Though Denver has known little success in recent years against Los Angeles, the Nuggets have developed momentum at both ends of the floor around the newfound leadership of Chauncey Billups and the surprising depth of their bench. Still, Coby views the Lakers as favorites, based on the obvious advantages of home-court edge, team experience and Bryant.

"I think the X-factor will be the defense on both ends," Coby said. "If they can contain Kobe, and then on the other end if Denver is able to stay fluid and do what they want to do ... it's not too deep an analysis, but I think the defense is going to be key."

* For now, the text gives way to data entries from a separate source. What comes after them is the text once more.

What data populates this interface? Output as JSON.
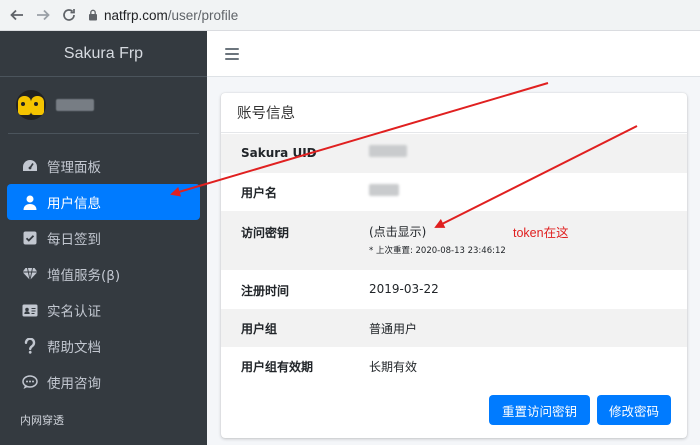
{
  "browser": {
    "url_host": "natfrp.com",
    "url_path": "/user/profile"
  },
  "sidebar": {
    "brand": "Sakura Frp",
    "items": [
      {
        "label": "管理面板",
        "icon": "dashboard-icon"
      },
      {
        "label": "用户信息",
        "icon": "user-icon",
        "active": true
      },
      {
        "label": "每日签到",
        "icon": "checkbox-icon"
      },
      {
        "label": "增值服务(β)",
        "icon": "diamond-icon"
      },
      {
        "label": "实名认证",
        "icon": "id-card-icon"
      },
      {
        "label": "帮助文档",
        "icon": "question-icon"
      },
      {
        "label": "使用咨询",
        "icon": "comment-icon"
      }
    ],
    "section_header": "内网穿透"
  },
  "card": {
    "title": "账号信息",
    "rows": [
      {
        "label": "Sakura UID",
        "value": ""
      },
      {
        "label": "用户名",
        "value": ""
      },
      {
        "label": "访问密钥",
        "value": "(点击显示)",
        "note": "* 上次重置: 2020-08-13 23:46:12"
      },
      {
        "label": "注册时间",
        "value": "2019-03-22"
      },
      {
        "label": "用户组",
        "value": "普通用户"
      },
      {
        "label": "用户组有效期",
        "value": "长期有效"
      }
    ],
    "buttons": {
      "reset_key": "重置访问密钥",
      "change_password": "修改密码"
    }
  },
  "annotation": {
    "text": "token在这",
    "color": "#e02020"
  },
  "colors": {
    "sidebar_bg": "#343a40",
    "accent": "#007bff",
    "main_bg": "#f4f6f9"
  }
}
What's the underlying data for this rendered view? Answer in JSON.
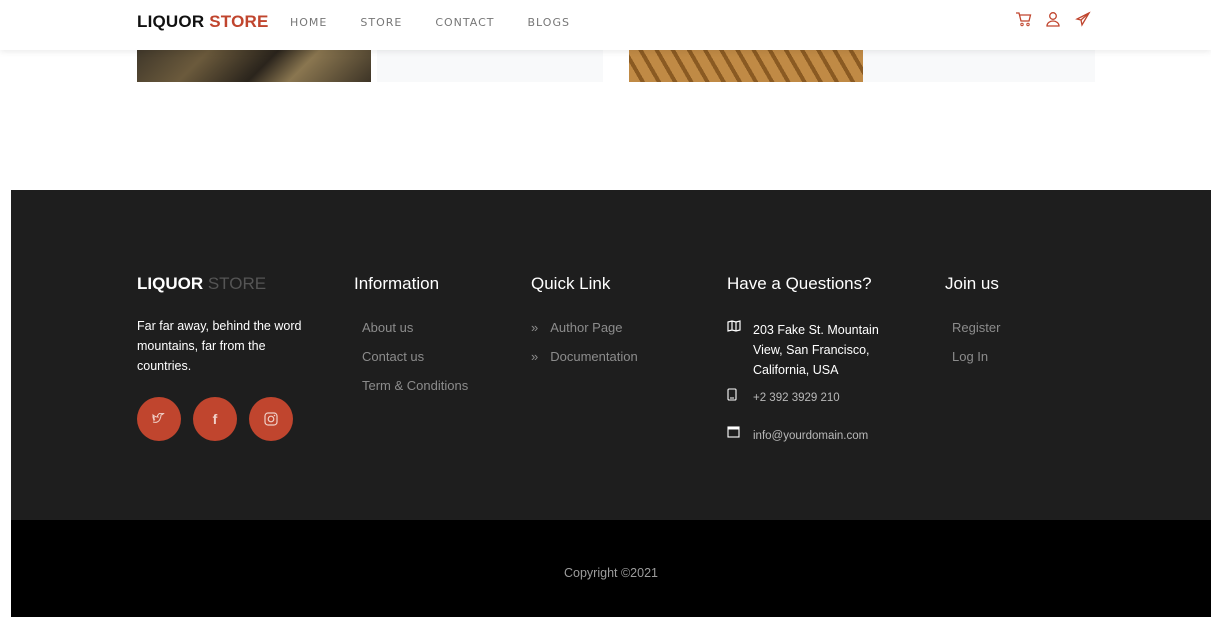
{
  "header": {
    "brand_part1": "LIQUOR",
    "brand_part2": "STORE",
    "nav": [
      "HOME",
      "STORE",
      "CONTACT",
      "BLOGS"
    ],
    "icons": [
      "cart-icon",
      "user-icon",
      "send-icon"
    ],
    "accent_color": "#c0452e"
  },
  "footer": {
    "brand_part1": "LIQUOR",
    "brand_part2": "STORE",
    "about_text": "Far far away, behind the word mountains, far from the countries.",
    "social": [
      {
        "icon": "twitter-icon",
        "glyph": "ᘊ"
      },
      {
        "icon": "facebook-icon",
        "glyph": "f"
      },
      {
        "icon": "instagram-icon",
        "glyph": "◎"
      }
    ],
    "information": {
      "title": "Information",
      "links": [
        "About us",
        "Contact us",
        "Term & Conditions"
      ]
    },
    "quick_link": {
      "title": "Quick Link",
      "links": [
        "Author Page",
        "Documentation"
      ]
    },
    "questions": {
      "title": "Have a Questions?",
      "address": "203 Fake St. Mountain View, San Francisco, California, USA",
      "phone": "+2 392 3929 210",
      "email": "info@yourdomain.com"
    },
    "join": {
      "title": "Join us",
      "links": [
        "Register",
        "Log In"
      ]
    },
    "copyright": "Copyright ©2021"
  }
}
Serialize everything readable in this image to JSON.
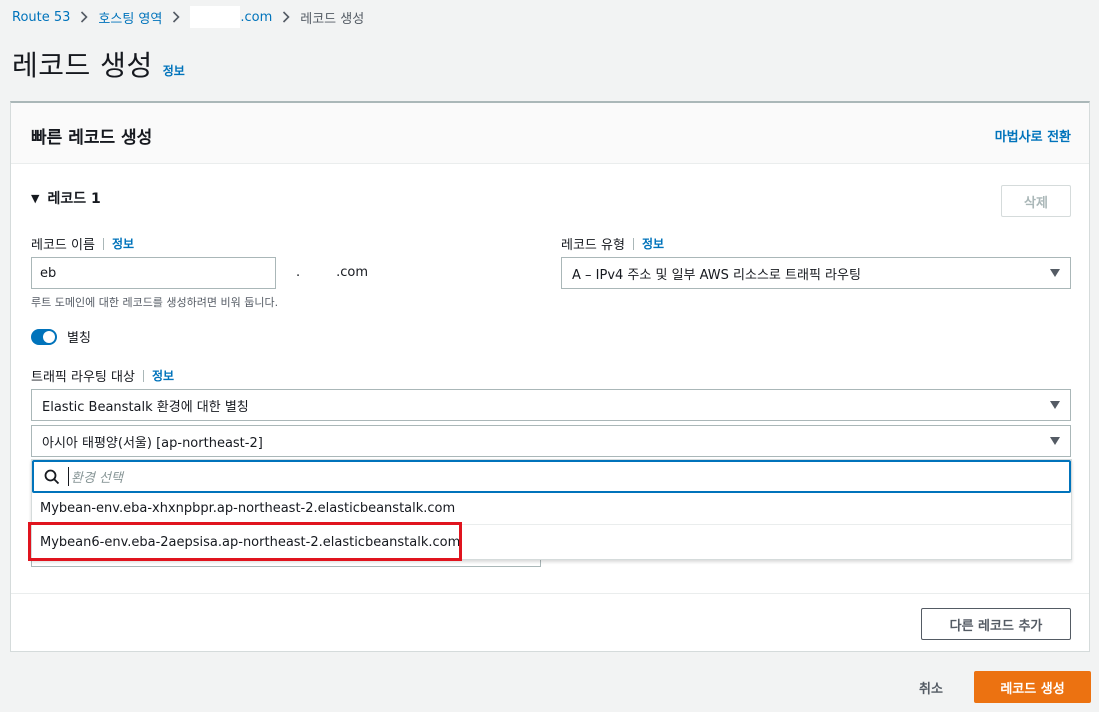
{
  "breadcrumb": {
    "route53": "Route 53",
    "hosted_zones": "호스팅 영역",
    "domain": ".com",
    "current": "레코드 생성"
  },
  "page": {
    "title": "레코드 생성",
    "info": "정보"
  },
  "panel": {
    "title": "빠른 레코드 생성",
    "wizard_link": "마법사로 전환"
  },
  "record": {
    "section_title": "레코드 1",
    "delete_label": "삭제",
    "name_label": "레코드 이름",
    "name_info": "정보",
    "name_value": "eb",
    "suffix_dot": ".",
    "suffix_tld": ".com",
    "name_hint": "루트 도메인에 대한 레코드를 생성하려면 비워 둡니다.",
    "type_label": "레코드 유형",
    "type_info": "정보",
    "type_value": "A – IPv4 주소 및 일부 AWS 리소스로 트래픽 라우팅",
    "alias_label": "별칭",
    "routing_label": "트래픽 라우팅 대상",
    "routing_info": "정보",
    "routing_target": "Elastic Beanstalk 환경에 대한 별칭",
    "region": "아시아 태평양(서울) [ap-northeast-2]",
    "env_placeholder": "환경 선택",
    "env_options": [
      "Mybean-env.eba-xhxnpbpr.ap-northeast-2.elasticbeanstalk.com",
      "Mybean6-env.eba-2aepsisa.ap-northeast-2.elasticbeanstalk.com"
    ]
  },
  "actions": {
    "add_record": "다른 레코드 추가",
    "cancel": "취소",
    "create": "레코드 생성"
  },
  "colors": {
    "link": "#0073bb",
    "primary_button": "#ec7211",
    "highlight": "#e0141e"
  }
}
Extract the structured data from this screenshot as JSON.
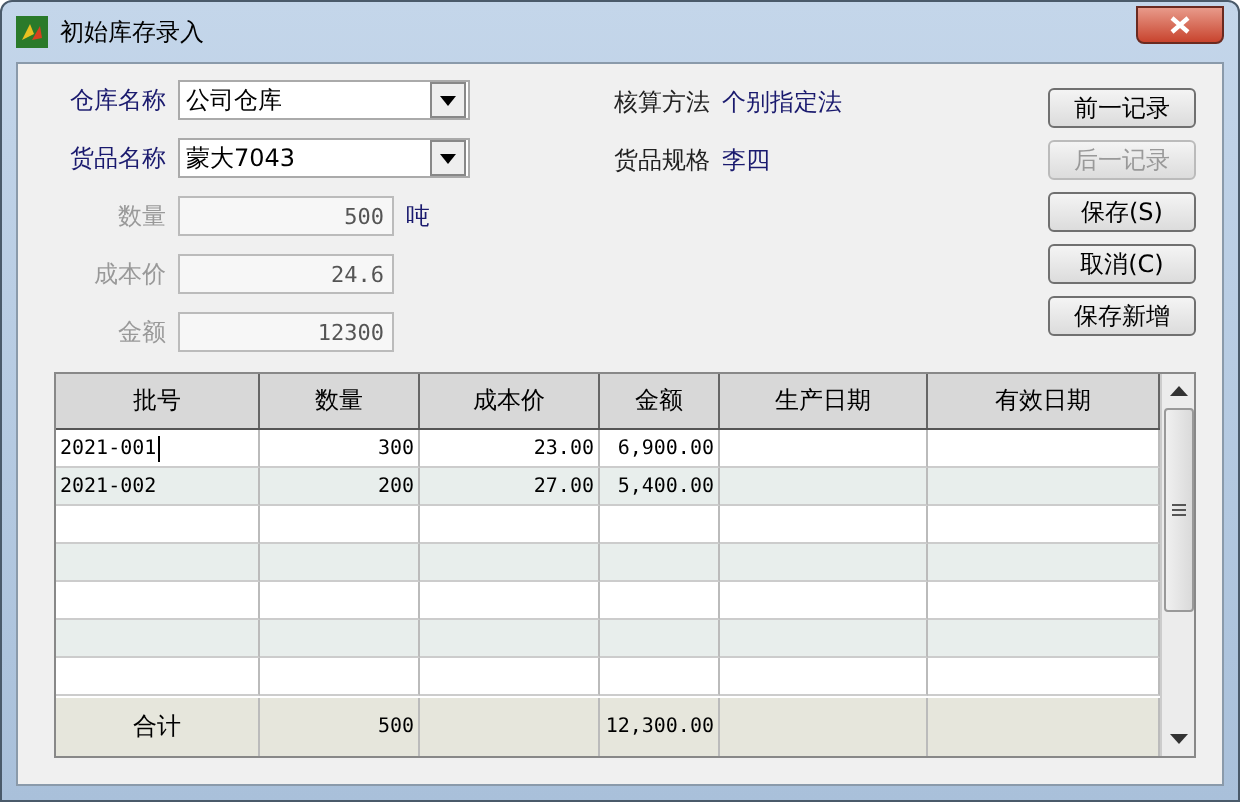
{
  "window": {
    "title": "初始库存录入"
  },
  "fields": [
    {
      "kind": "combo",
      "label": "仓库名称",
      "value": "公司仓库",
      "disabled": false
    },
    {
      "kind": "combo",
      "label": "货品名称",
      "value": "蒙大7043",
      "disabled": false
    },
    {
      "kind": "text",
      "label": "数量",
      "value": "500",
      "disabled": true,
      "unit": "吨"
    },
    {
      "kind": "text",
      "label": "成本价",
      "value": "24.6",
      "disabled": true
    },
    {
      "kind": "text",
      "label": "金额",
      "value": "12300",
      "disabled": true
    }
  ],
  "info": [
    {
      "label": "核算方法",
      "value": "个别指定法"
    },
    {
      "label": "货品规格",
      "value": "李四"
    }
  ],
  "buttons": [
    {
      "label": "前一记录",
      "disabled": false
    },
    {
      "label": "后一记录",
      "disabled": true
    },
    {
      "label": "保存(S)",
      "disabled": false
    },
    {
      "label": "取消(C)",
      "disabled": false
    },
    {
      "label": "保存新增",
      "disabled": false
    }
  ],
  "table": {
    "columns": [
      "批号",
      "数量",
      "成本价",
      "金额",
      "生产日期",
      "有效日期"
    ],
    "rows": [
      {
        "cells": [
          "2021-001",
          "300",
          "23.00",
          "6,900.00"
        ],
        "editing": true
      },
      {
        "cells": [
          "2021-002",
          "200",
          "27.00",
          "5,400.00"
        ],
        "editing": false
      }
    ],
    "total": {
      "label": "合计",
      "quantity": "500",
      "amount": "12,300.00"
    }
  }
}
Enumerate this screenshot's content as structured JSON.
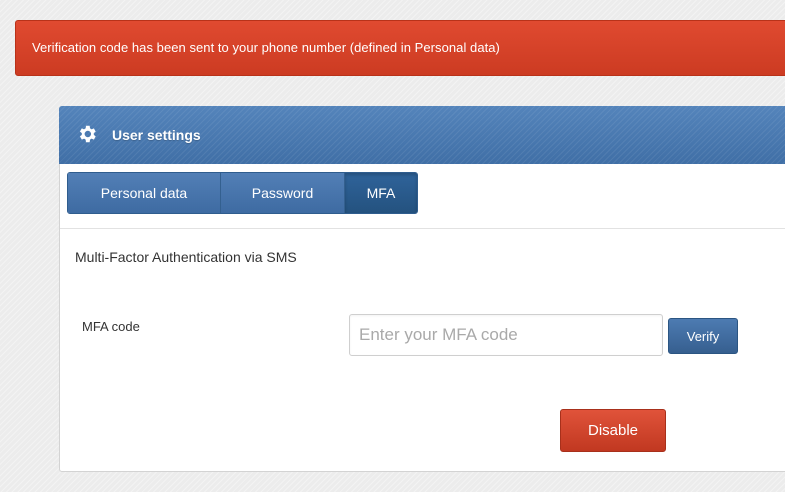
{
  "alert": {
    "message": "Verification code has been sent to your phone number (defined in Personal data)",
    "color": "#d9432b"
  },
  "panel": {
    "title": "User settings",
    "icon": "gear-icon",
    "header_color": "#4a7ab2"
  },
  "tabs": [
    {
      "label": "Personal data",
      "active": false
    },
    {
      "label": "Password",
      "active": false
    },
    {
      "label": "MFA",
      "active": true
    }
  ],
  "mfa": {
    "heading": "Multi-Factor Authentication via SMS",
    "field_label": "MFA code",
    "input_value": "",
    "input_placeholder": "Enter your MFA code",
    "verify_label": "Verify",
    "disable_label": "Disable"
  },
  "colors": {
    "primary": "#3f6ca1",
    "danger": "#d2452c"
  }
}
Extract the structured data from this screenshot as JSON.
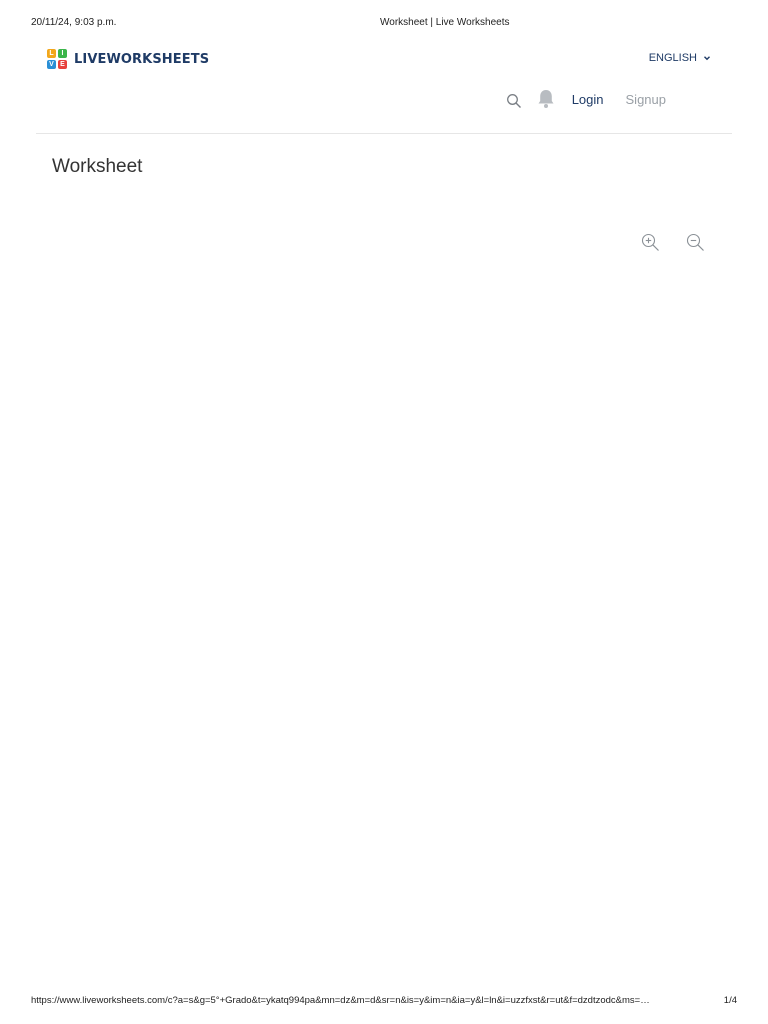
{
  "print_header": {
    "datetime": "20/11/24, 9:03 p.m.",
    "doc_title": "Worksheet | Live Worksheets"
  },
  "header": {
    "logo_letters": [
      "L",
      "I",
      "V",
      "E"
    ],
    "logo_colors": [
      "#f2a71b",
      "#3bb54a",
      "#2a8fd6",
      "#e8413c"
    ],
    "logo_text": "LIVEWORKSHEETS",
    "language": "ENGLISH",
    "nav": {
      "login": "Login",
      "signup": "Signup"
    },
    "icons": {
      "search": "search-icon",
      "notifications": "bell-icon",
      "language_dropdown": "chevron-down-icon"
    }
  },
  "main": {
    "title": "Worksheet",
    "zoom": {
      "zoom_in": "zoom-in-icon",
      "zoom_out": "zoom-out-icon"
    }
  },
  "print_footer": {
    "url": "https://www.liveworksheets.com/c?a=s&g=5°+Grado&t=ykatq994pa&mn=dz&m=d&sr=n&is=y&im=n&ia=y&l=ln&i=uzzfxst&r=ut&f=dzdtzodc&ms=…",
    "page": "1/4"
  },
  "colors": {
    "brand_navy": "#1f3b66",
    "muted_gray": "#9aa0a6",
    "divider": "#e6e6e6"
  }
}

In the meantime, Coby prepares for Sunday's winner-take-all Game 3 of Joventut's opening-round series against his father's former team, Real Madrid. In Game 1, he played seven minutes and scored four points in a blowout loss that coincided with a hip-pointer injury that sidelined Rubio for the final three quarters. But Game 2 at Badalona, in the arena where the original Dream Team starred during the 1992 Olympics, was the scene of a breakthrough of Coby's own making.

After entering a tight game late in the first half, he made three steals and passed over the top to former Celtics lottery pick Jerome Moiso for an alley-oop. Then, in the final seconds before intermission, he helped break up Madrid's possession and raced across half court to bank in a long three-pointer at the buzzer to give Joventut a 48-44 lead. The arena was roaring in the universal language as Rubio hugged Karl on their way off the court. His team wouldn't be looking forward to another game at Madrid without Karl, who finished with seven points in 11 minutes in an 82-77 victory.

"Playoff basketball is playoff basketball -- when you step on the floor, everything else doesn't matter," he said after the game. "The more you think about the game, the more you slow yourself down. I tie myself up sometimes thinking. But tonight I had nothing to lose."

If he could offer advice based on this foreign experience, maybe he would tell his father not to worry. Don't worry about anything -- family illness, losing in the playoffs, his son far away. Just play the games and play them hard, and they'll be seeing each other again before they know it.